Indian realty market cools down

Slower economy cools down Indian realty market: experts
Panaji, Sep 18 (IANS) It’s time for a reality check for the Indian realty market, which is coming to terms with the downturn after riding on the economic boom over the last four to five years.

‘The economic slowdown, high interest rate, tight liquidity and the sub-prime crisis in the US are having a cascading effect on the Indian realty market,’ global realty consultant Cushman & Wakefield executive managing director (South Asia and Australia) Sanjay Verma said.

As a result, sale of real estate projects spanning industrial, office, commercial, retail and housing segments has tapered off over the last six-seven months.

On the flipside, global private equity (PE) real estate firms are looking at India and China to minimise or neutralise the impact of distress selling on their investments in the US and British housing markets.

‘As the global economy nosedives, PE firms have begun to target distress in the US as part of their strategy. In downturn, PE funds are looking at investments in India and China,’ Verma told IANS on the sidelines of a summit on the Indian realty sector.

Experts participating in the three-day ‘Girem Urban Planning and Real Estate Leadership’ summit feel demand has moderated with corresponding increase in real estate prices and rising interest rate, making housing loans unaffordable.
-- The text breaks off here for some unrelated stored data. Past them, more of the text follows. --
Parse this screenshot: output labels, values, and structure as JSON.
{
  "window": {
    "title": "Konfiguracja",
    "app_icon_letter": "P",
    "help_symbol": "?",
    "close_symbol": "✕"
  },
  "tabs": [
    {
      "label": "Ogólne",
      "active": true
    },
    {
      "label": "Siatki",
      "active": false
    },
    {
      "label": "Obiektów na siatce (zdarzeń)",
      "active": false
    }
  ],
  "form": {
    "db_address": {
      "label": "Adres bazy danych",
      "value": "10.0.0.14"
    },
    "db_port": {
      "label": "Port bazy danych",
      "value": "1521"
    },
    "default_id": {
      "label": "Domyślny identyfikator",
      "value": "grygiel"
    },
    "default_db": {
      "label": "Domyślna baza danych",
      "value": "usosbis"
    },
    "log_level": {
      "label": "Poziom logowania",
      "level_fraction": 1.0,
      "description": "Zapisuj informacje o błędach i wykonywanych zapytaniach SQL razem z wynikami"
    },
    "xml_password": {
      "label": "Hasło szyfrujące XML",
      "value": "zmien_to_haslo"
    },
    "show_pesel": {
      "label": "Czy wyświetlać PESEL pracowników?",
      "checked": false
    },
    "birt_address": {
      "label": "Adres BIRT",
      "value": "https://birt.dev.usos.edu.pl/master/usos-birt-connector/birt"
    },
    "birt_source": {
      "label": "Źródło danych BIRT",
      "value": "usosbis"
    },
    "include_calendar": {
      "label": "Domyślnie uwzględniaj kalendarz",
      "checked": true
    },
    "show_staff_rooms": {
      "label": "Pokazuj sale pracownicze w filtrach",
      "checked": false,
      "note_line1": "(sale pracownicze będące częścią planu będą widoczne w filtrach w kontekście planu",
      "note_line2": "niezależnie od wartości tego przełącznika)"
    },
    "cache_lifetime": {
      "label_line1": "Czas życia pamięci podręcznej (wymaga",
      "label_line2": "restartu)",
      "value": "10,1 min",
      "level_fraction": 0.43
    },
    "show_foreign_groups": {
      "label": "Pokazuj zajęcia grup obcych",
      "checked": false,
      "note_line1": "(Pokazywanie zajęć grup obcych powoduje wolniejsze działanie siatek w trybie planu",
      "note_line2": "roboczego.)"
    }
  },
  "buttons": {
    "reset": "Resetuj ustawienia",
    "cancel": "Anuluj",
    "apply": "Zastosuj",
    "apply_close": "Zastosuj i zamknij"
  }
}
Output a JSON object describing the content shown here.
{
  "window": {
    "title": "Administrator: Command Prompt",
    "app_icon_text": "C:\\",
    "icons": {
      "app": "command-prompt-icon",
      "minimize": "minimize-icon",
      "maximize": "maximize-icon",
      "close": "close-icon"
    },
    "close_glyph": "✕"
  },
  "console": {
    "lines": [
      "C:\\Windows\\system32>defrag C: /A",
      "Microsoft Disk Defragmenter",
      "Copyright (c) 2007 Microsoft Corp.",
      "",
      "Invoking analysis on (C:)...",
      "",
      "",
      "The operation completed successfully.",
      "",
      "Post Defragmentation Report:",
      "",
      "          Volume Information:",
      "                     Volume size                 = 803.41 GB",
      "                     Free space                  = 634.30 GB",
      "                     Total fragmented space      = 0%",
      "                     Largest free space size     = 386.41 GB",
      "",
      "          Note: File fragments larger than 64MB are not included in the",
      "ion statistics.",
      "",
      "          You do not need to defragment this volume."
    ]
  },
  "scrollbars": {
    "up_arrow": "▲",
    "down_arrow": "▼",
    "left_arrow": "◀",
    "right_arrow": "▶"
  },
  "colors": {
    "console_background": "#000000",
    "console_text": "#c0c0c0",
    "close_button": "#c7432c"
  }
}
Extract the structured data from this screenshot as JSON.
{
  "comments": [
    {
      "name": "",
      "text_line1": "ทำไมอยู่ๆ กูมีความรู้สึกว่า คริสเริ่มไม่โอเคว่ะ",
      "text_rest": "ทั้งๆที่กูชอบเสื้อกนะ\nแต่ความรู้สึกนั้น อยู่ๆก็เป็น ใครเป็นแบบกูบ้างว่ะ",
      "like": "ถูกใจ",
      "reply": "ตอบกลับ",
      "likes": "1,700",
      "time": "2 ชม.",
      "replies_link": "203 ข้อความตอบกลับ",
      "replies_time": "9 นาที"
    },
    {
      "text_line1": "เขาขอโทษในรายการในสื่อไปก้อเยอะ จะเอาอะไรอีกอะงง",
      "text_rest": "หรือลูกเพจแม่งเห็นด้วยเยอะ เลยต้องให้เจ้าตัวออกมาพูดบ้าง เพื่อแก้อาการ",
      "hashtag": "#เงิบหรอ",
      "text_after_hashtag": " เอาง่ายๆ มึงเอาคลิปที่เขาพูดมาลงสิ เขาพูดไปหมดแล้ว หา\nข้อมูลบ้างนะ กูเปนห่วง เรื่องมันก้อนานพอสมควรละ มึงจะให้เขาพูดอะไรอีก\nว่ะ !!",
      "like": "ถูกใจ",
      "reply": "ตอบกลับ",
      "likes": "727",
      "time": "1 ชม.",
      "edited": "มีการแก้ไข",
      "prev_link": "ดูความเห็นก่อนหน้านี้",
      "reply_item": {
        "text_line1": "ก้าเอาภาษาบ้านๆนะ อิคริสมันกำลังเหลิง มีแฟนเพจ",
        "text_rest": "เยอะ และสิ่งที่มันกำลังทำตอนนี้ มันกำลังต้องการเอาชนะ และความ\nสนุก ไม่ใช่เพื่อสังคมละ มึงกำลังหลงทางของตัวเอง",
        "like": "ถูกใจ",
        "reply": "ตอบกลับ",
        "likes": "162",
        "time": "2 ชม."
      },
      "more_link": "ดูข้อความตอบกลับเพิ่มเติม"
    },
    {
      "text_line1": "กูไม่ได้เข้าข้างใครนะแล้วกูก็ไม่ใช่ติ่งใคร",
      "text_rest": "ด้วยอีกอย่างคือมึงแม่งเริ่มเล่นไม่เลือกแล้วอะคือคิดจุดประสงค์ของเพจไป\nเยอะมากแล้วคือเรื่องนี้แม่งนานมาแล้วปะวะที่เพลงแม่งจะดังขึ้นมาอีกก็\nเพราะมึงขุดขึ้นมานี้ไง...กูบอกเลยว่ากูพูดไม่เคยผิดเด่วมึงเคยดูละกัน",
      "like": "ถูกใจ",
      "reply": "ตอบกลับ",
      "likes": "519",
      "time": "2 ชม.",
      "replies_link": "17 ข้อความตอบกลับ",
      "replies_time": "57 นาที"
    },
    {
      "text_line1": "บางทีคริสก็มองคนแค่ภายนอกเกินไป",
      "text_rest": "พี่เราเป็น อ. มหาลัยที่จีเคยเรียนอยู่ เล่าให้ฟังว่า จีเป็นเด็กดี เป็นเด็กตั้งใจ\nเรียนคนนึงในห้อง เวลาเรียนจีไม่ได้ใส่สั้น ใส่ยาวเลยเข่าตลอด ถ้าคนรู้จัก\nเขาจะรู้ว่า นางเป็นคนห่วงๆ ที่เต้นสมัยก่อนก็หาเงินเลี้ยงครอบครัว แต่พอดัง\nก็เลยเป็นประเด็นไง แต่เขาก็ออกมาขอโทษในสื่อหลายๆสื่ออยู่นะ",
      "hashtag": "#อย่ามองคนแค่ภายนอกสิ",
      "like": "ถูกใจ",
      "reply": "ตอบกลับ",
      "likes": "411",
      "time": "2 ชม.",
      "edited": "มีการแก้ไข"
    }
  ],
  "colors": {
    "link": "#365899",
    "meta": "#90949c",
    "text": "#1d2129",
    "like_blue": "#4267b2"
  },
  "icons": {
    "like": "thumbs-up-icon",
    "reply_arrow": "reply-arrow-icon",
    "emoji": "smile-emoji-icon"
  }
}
‘The high cost of land and construction materials has pushed up input costs by about 30 percent, squeezing profit margins. The slow demand and rising costs will adversely affect the profitability and liquidity of realty players in the near to medium term,’ Verma said.

Since the Reserve Bank of India (RBI) raised the repo rate and cash reserve ratio (CRR) this quarter, banks have hiked their prime lending rate (PLR) by about 50 basis points, which will be passed on to buyers.

‘If there is another increase in the cost of funds during the fourth quarter (January-March) of this fiscal (2008-09), ostensibly to curtail inflation from the demand side, the supply side will remain inelastic in the near term,’ Verma said.

The commercial office market across major cities has witnessed an additional 17.7 million square feet in the second quarter (July-September), an increase of 26 percent year-on-year (YoY).

‘There is an over-supply in some cities, primarily in the suburbs and peripheral locations due to sluggish demand. The impact of slowdown in the IT/ITeS sector is evident from the rental correction in some locations of major cities,’ Verma said.

In the retail real estate market, a slower economy has put paid to investments in quality retail space to the latter half of the fiscal or next fiscal. The sector is set for a rental correction due to slower uptake of retail space and an overall negative sentiment.

‘In the housing market, shrinking demand from investors/genuine buyers and high price points have led to stabilised capital values in high-end and mid-range segments across major cities. The increasing home loan interest rate has also eased demand for mid-range residential development,’ Verma noted.

Interestingly, speculators, fly-by-night operators and second-home buyers, who have pushed prices to unrealistic levels, are the worst effected as the downturn has dithered them from investing in real estate properties.

‘The realty sector has already seen some correction in terms of pricing and supply, with the trend continuing across the horizon. Over the long-term, the sector will revive, performing in line with the overall economy,’ Verma said.

In the short to medium term, the current slowdown may lead to a shakeout among medium-size and small players. Many developers have borrowed heavily to benefit from the real estate boom over the last few years. The slowdown is delaying many ongoing and planned real estate projects.

‘The sector may witness consolidation due to the inability of small developers in completing projects on hand. Such a trend has already begun in retail and hospitality segments. The land sector may see consolidation, as small and medium-sized firms are placing their land banks on the block to counter the downside,’ Verma added.

Anuj Puri, chairman and country head of realty consultant Jones Lang LaSalle Meghraj, has attributed the slowdown in Indian real estate to a number of factors, including overheating of prices in certain regions, reduced liquidity among developers due to credit crunch and watch-and-wait stance of property buyers, anticipating a blanket correction.

‘The fall in demand will prevail over the next 10 to 12 months, but will not be of a magnitude comparable to that of other countries. India will continue to be attractive, but investors are looking for greater transparency and stability,’ Puri said.

Asipac Projects Ltd chairman Amit Bagaria fears that just as too many cooks spoil the broth, the entry of so many players in the realty sector would have a negative impact in the long-term.

‘My view is, if we have so many developers and promoters, so much money and supply, we will not see a book like 2005-06 again for 8-10 years,’ Bagaria said.